Ich hatte seine Bücher damals gelesen. Und als mein französischer Verleiher eine Pressevorführung in Paris gemacht hat, meinte ich, ladet doch den Baudrillard ein. Und er ist dann auch gekommen und hat ins Gästebuch geschrieben.

Was hat ihn an dem Film interessiert?

Er hat ja auch über „Verführung“ geschrieben, über die erotische Aufladung von Objekten, wie sie durch Sehnsüchte und Obsessionen lebendig werden.

Deine Filme zu dieser Zeit beschäftigen sich ja auch ziemlich theoretisch mit Sexualität. Darin gibt es eine intellektuelle Lust auf neue Perspektiven, von der Sex-Positive-Bewegung angefangen bis später zum Cyberfeminismus.

Bei „Verführung“ war auf jeden Fall ein theoretischer Unterbau da. Dann hatte ich aber eigentlich von der Theorie die Nase voll, und die „Jungfrauenmaschine“ war deshalb auch viel spielerischer. Da stand zwar auch eine Auseinandersetzung mit Konzepten wie der romantischen Liebe im Mittelalter am Anfang, aber das habe ich dann auch aufgegeben, vor allem im amerikanischen Teil, wo ich vieles einfach eingebaut habe von dem, was ich dort vorfand. Natürlich auch, weil das Budget klein war und man keine Drehorte bauen konnte, aber auch, um das frische Leben reinzulassen. Da gab es zum Beispiel eine Bar nur für philippinische Lesben, da konnten wir drehen, die kamen da wahnsinnig aufgebrezelt hin, streng aufgeteilt in Femmes und KVs, das war sehr interessant. Es gab dort einfach für jede sexuelle Orientierung eigene Orte, die sind heute alle weggentrifiziert. Es gab Stripshows für Frauen, die wunderbare Zeitschrift „On our backs“ … Ich habe das aufgesogen und umgesetzt.

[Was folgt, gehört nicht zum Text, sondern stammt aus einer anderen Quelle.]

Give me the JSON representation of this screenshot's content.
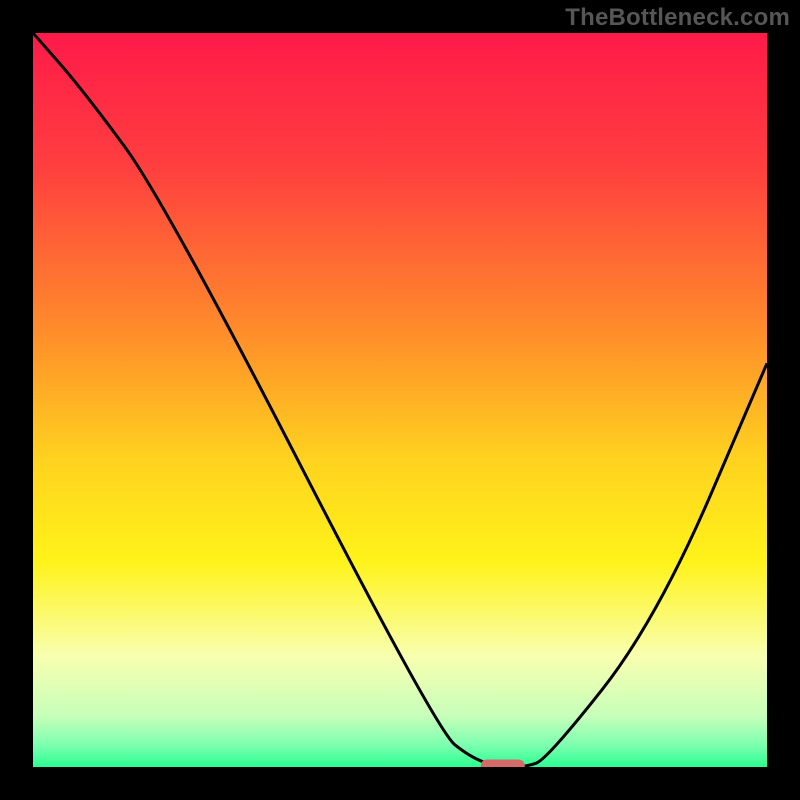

„Die Jungfrauenmaschine“ (1988) – Foto: Edition Salzgeber

Das war ja auch deine Methode in den Dokumentarfilmen: dir von anderen zeigen lassen, was es für neue Ideen über Sexualität und Geschlecht gibt, und das dann ein wenig anzumoderieren und Platz für deren Selbstdarstellung zu lassen. Aber einfach mal eine lesbische Liebesgeschichte zu erzählen, darauf hattest du eher keine Lust oder?

Eher nicht. Da gibt’s ja auch massenhaft Material.

Damals vielleicht noch nicht …?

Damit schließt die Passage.